Setting Default Description
Turbo Boost Overdrive iGPU off Enables adaptive iGPU clock tuning.
Maximum iGPU Clock Limit 2000 MHz The highest iGPU clock Adaptive Mode is allowed to set.
Minimum iGPU Clock Limit 400 MHz The lowest iGPU clock Adaptive Mode is allowed to set.
Minimum CPU Clock Limit 1200 MHz When the CPU clock drops below this, Adaptive Mode starts throttling the iGPU clock to hand power back to the cores.

ASUS Power Profile

Only shown on ASUS laptops.

Setting Description
ASUS Power Profile When on, Adaptive Mode keeps the chosen ASUS profile applied.
Profile Silent, Balanced or Turbo.

NVIDIA GPU Tuning

Only shown when an NVIDIA dGPU is present.

Setting Default Description
NVIDIA GPU Tuning off When on, Adaptive Mode keeps the GPU clock settings below applied.
Max GPU Clock 4000 MHz The maximum point on the GPU's frequency/voltage curve. Lowering this below the rated boost clock undervolts the GPU; raise the core offset to claw the lost clock back. Set it to the slider maximum to reset.
GPU Core Offset 0 MHz Clock offset for the GPU core.
GPU Mem Offset 0 MHz Clock offset for the GPU VRAM.

How it works

Each polling tick the daemon reads the sensors and decides what to apply:

  • Power limit. It compares CPU load and temperature against your limits and moves the power limit in small steps - up when there's headroom and the cores are busy, down as the temperature gets close to the limit. For the first couple of ticks it runs a short warm-up at a slightly lower floor so it settles instead of overshooting.
  • Curve Optimiser (if enabled) is tuned toward your Max Curve Optimiser Limit based on load.
  • iGPU clocks (if Turbo Boost Overdrive iGPU is enabled) are adjusted between your min and max, and pulled back when the CPU clock falls below the Minimum CPU Clock Limit.
  • ASUS profile and NVIDIA clocks (if enabled) are re-applied every tick, so a desktop environment or driver can't quietly undo them.

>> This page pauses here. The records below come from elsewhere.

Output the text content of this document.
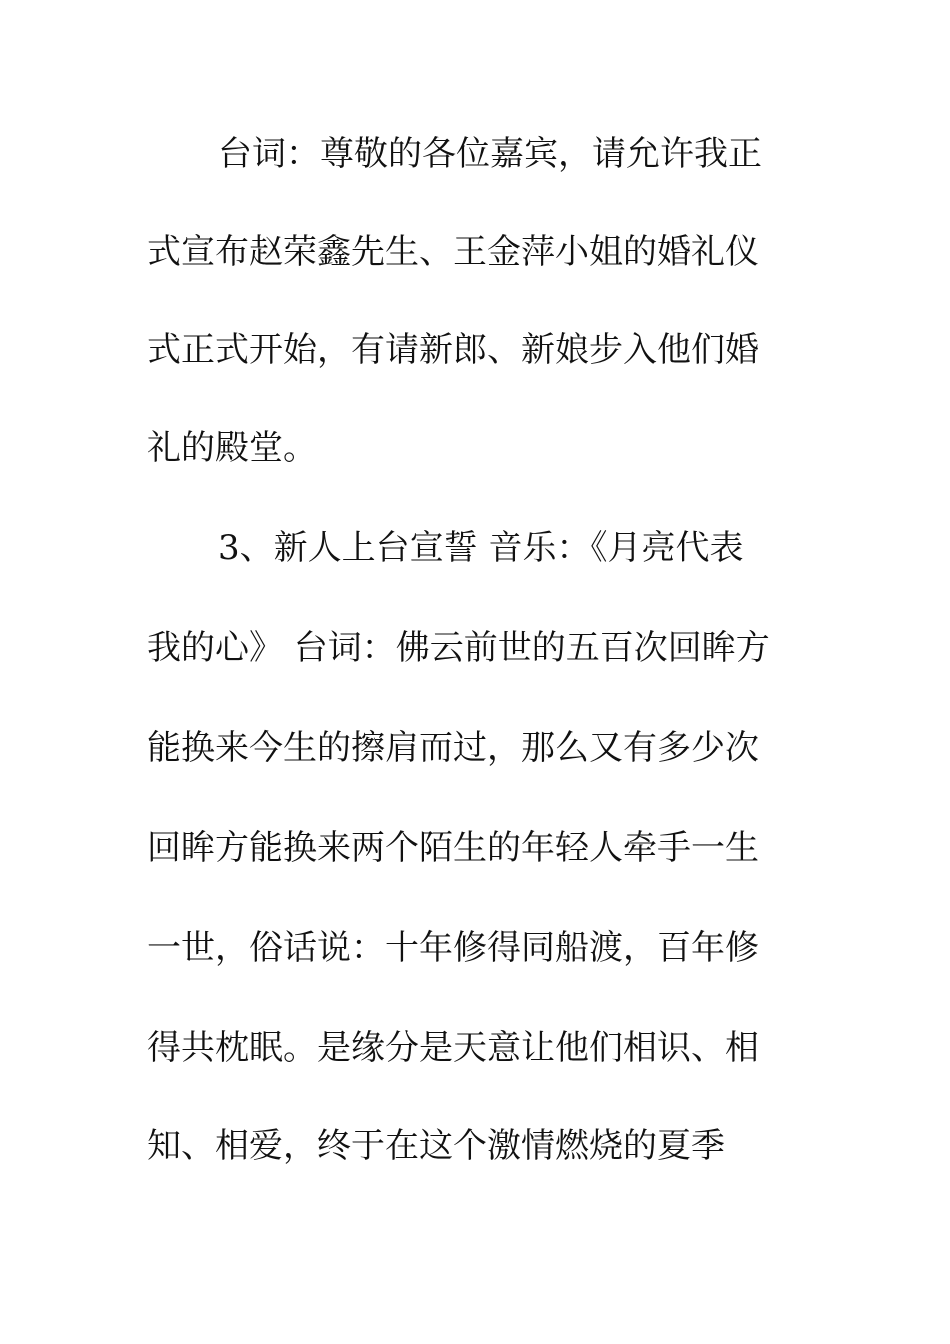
台词：尊敬的各位嘉宾，请允许我正
式宣布赵荣鑫先生、王金萍小姐的婚礼仪
式正式开始，有请新郎、新娘步入他们婚
礼的殿堂。
3、新人上台宣誓 音乐：《月亮代表
我的心》 台词：佛云前世的五百次回眸方
能换来今生的擦肩而过，那么又有多少次
回眸方能换来两个陌生的年轻人牵手一生
一世，俗话说：十年修得同船渡，百年修
得共枕眠。是缘分是天意让他们相识、相
知、相爱，终于在这个激情燃烧的夏季
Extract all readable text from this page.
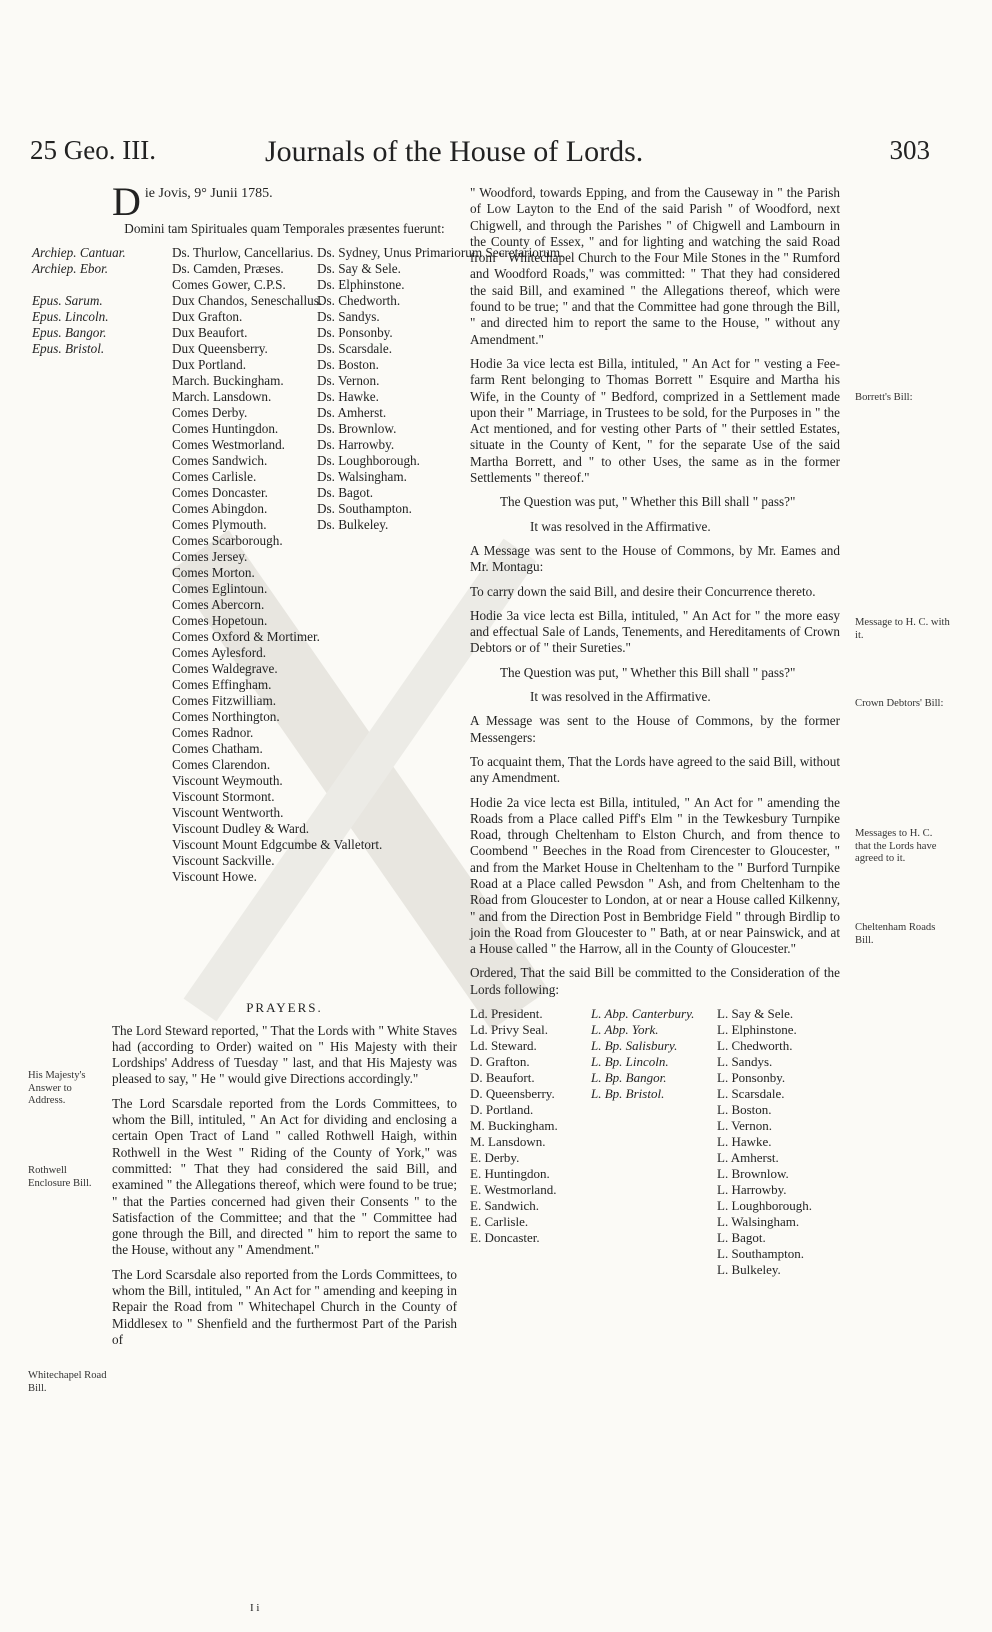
25 Geo. III.	Journals of the House of Lords.	303
D ie Jovis, 9° Junii 1785.

Domini tam Spirituales quam Temporales præsentes fuerunt:

Archiep. Cantuar.
Archiep. Ebor.

Epus. Sarum.
Epus. Lincoln.
Epus. Bangor.
Epus. Bristol.
Ds. Thurlow, Cancellarius.
Ds. Camden, Præses.
Comes Gower, C.P.S.
Dux Chandos, Seneschallus.
Dux Grafton.
Dux Beaufort.
Dux Queensberry.
Dux Portland.
March. Buckingham.
March. Lansdown.
Comes Derby.
Comes Huntingdon.
Comes Westmorland.
Comes Sandwich.
Comes Carlisle.
Comes Doncaster.
Comes Abingdon.
Comes Plymouth.
Comes Scarborough.
Comes Jersey.
Comes Morton.
Comes Eglintoun.
Comes Abercorn.
Comes Hopetoun.
Comes Oxford & Mortimer.
Comes Aylesford.
Comes Waldegrave.
Comes Effingham.
Comes Fitzwilliam.
Comes Northington.
Comes Radnor.
Comes Chatham.
Comes Clarendon.
Viscount Weymouth.
Viscount Stormont.
Viscount Wentworth.
Viscount Dudley & Ward.
Viscount Mount Edgcumbe & Valletort.
Viscount Sackville.
Viscount Howe.
Ds. Sydney, Unus Primariorum Secretariorum.
Ds. Say & Sele.
Ds. Elphinstone.
Ds. Chedworth.
Ds. Sandys.
Ds. Ponsonby.
Ds. Scarsdale.
Ds. Boston.
Ds. Vernon.
Ds. Hawke.
Ds. Amherst.
Ds. Brownlow.
Ds. Harrowby.
Ds. Loughborough.
Ds. Walsingham.
Ds. Bagot.
Ds. Southampton.
Ds. Bulkeley.
PRAYERS.

The Lord Steward reported, " That the Lords with " White Staves had (according to Order) waited on " His Majesty with their Lordships' Address of Tuesday " last, and that His Majesty was pleased to say, " He " would give Directions accordingly."

The Lord Scarsdale reported from the Lords Committees, to whom the Bill, intituled, " An Act for dividing and enclosing a certain Open Tract of Land " called Rothwell Haigh, within Rothwell in the West " Riding of the County of York," was committed: " That they had considered the said Bill, and examined " the Allegations thereof, which were found to be true; " that the Parties concerned had given their Consents " to the Satisfaction of the Committee; and that the " Committee had gone through the Bill, and directed " him to report the same to the House, without any " Amendment."

The Lord Scarsdale also reported from the Lords Committees, to whom the Bill, intituled, " An Act for " amending and keeping in Repair the Road from " Whitechapel Church in the County of Middlesex to " Shenfield and the furthermost Part of the Parish of

" Woodford, towards Epping, and from the Causeway in " the Parish of Low Layton to the End of the said Parish " of Woodford, next Chigwell, and through the Parishes " of Chigwell and Lambourn in the County of Essex, " and for lighting and watching the said Road from " Whitechapel Church to the Four Mile Stones in the " Rumford and Woodford Roads," was committed: " That they had considered the said Bill, and examined " the Allegations thereof, which were found to be true; " and that the Committee had gone through the Bill, " and directed him to report the same to the House, " without any Amendment."

Hodie 3a vice lecta est Billa, intituled, " An Act for " vesting a Fee-farm Rent belonging to Thomas Borrett " Esquire and Martha his Wife, in the County of " Bedford, comprized in a Settlement made upon their " Marriage, in Trustees to be sold, for the Purposes in " the Act mentioned, and for vesting other Parts of " their settled Estates, situate in the County of Kent, " for the separate Use of the said Martha Borrett, and " to other Uses, the same as in the former Settlements " thereof."

The Question was put, " Whether this Bill shall " pass?"

It was resolved in the Affirmative.

A Message was sent to the House of Commons, by Mr. Eames and Mr. Montagu:

To carry down the said Bill, and desire their Concurrence thereto.

Hodie 3a vice lecta est Billa, intituled, " An Act for " the more easy and effectual Sale of Lands, Tenements, and Hereditaments of Crown Debtors or of " their Sureties."

The Question was put, " Whether this Bill shall " pass?"

It was resolved in the Affirmative.

A Message was sent to the House of Commons, by the former Messengers:

To acquaint them, That the Lords have agreed to the said Bill, without any Amendment.

Hodie 2a vice lecta est Billa, intituled, " An Act for " amending the Roads from a Place called Piff's Elm " in the Tewkesbury Turnpike Road, through Cheltenham to Elston Church, and from thence to Coombend " Beeches in the Road from Cirencester to Gloucester, " and from the Market House in Cheltenham to the " Burford Turnpike Road at a Place called Pewsdon " Ash, and from Cheltenham to the Road from Gloucester to London, at or near a House called Kilkenny, " and from the Direction Post in Bembridge Field " through Birdlip to join the Road from Gloucester to " Bath, at or near Painswick, and at a House called " the Harrow, all in the County of Gloucester."

Ordered, That the said Bill be committed to the Consideration of the Lords following:

Ld. President.
Ld. Privy Seal.
Ld. Steward.
D. Grafton.
D. Beaufort.
D. Queensberry.
D. Portland.
M. Buckingham.
M. Lansdown.
E. Derby.
E. Huntingdon.
E. Westmorland.
E. Sandwich.
E. Carlisle.
E. Doncaster.
L. Abp. Canterbury.
L. Abp. York.
L. Bp. Salisbury.
L. Bp. Lincoln.
L. Bp. Bangor.
L. Bp. Bristol.
L. Say & Sele.
L. Elphinstone.
L. Chedworth.
L. Sandys.
L. Ponsonby.
L. Scarsdale.
L. Boston.
L. Vernon.
L. Hawke.
L. Amherst.
L. Brownlow.
L. Harrowby.
L. Loughborough.
L. Walsingham.
L. Bagot.
L. Southampton.
L. Bulkeley.
His Majesty's Answer to Address.
Rothwell Enclosure Bill.
Whitechapel Road Bill.
Borrett's Bill:
Message to H. C. with it.
Crown Debtors' Bill:
Messages to H. C. that the Lords have agreed to it.
Cheltenham Roads Bill.
I i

While Adaptive Mode runs, the reapply loop and the AC/battery Automations monitor pause, and applying a preset by hand from the Premade or Custom tabs is blocked - stop Adaptive Mode first. Stopping it reverts to your saved preset.


Starting automatically

Turn on Auto start adaptive mode in the Settings tab (7) to have the daemon start your saved adaptive preset on its own every time the service starts, including after a reboot.

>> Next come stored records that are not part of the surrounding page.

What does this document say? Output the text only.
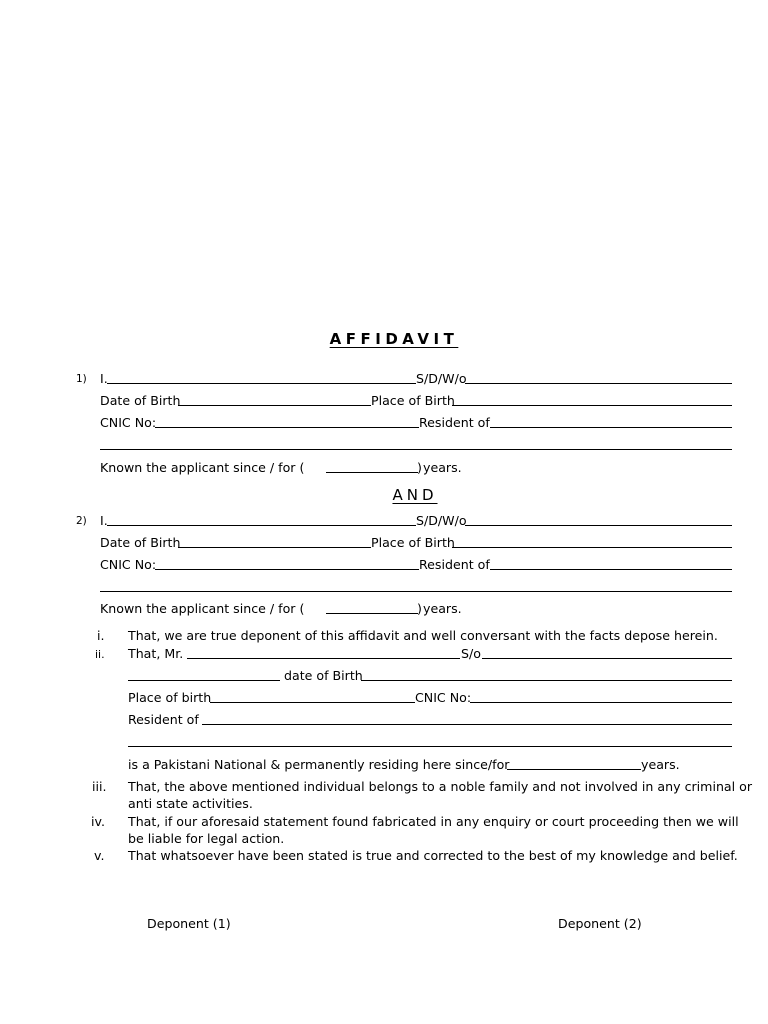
AFFIDAVIT
1) I.	S/D/W/o
Date of Birth	Place of Birth
CNIC No:	Resident of
Known the applicant since / for (	) years.
AND
2) I.	S/D/W/o
Date of Birth	Place of Birth
CNIC No:	Resident of
Known the applicant since / for (	) years.
i. That, we are true deponent of this affidavit and well conversant with the facts depose herein.
ii. That, Mr.	S/o
date of Birth
Place of birth	CNIC No:
Resident of
is a Pakistani National & permanently residing here since/for	years.
iii. That, the above mentioned individual belongs to a noble family and not involved in any criminal or
anti state activities.
iv. That, if our aforesaid statement found fabricated in any enquiry or court proceeding then we will
be liable for legal action.
v. That whatsoever have been stated is true and corrected to the best of my knowledge and belief.
Deponent (1)	Deponent (2)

With that setting off, Adaptive Mode still survives a daemon restart while the machine stays up (a crash, or Restart from the Settings tab) - it picks up where it left off. It does not come back after a full reboot unless auto-start is on.

The selected preset and the polling rate are stored in config.ini under [Adaptive]; the preset values themselves live in adaptive.json. See Configuration.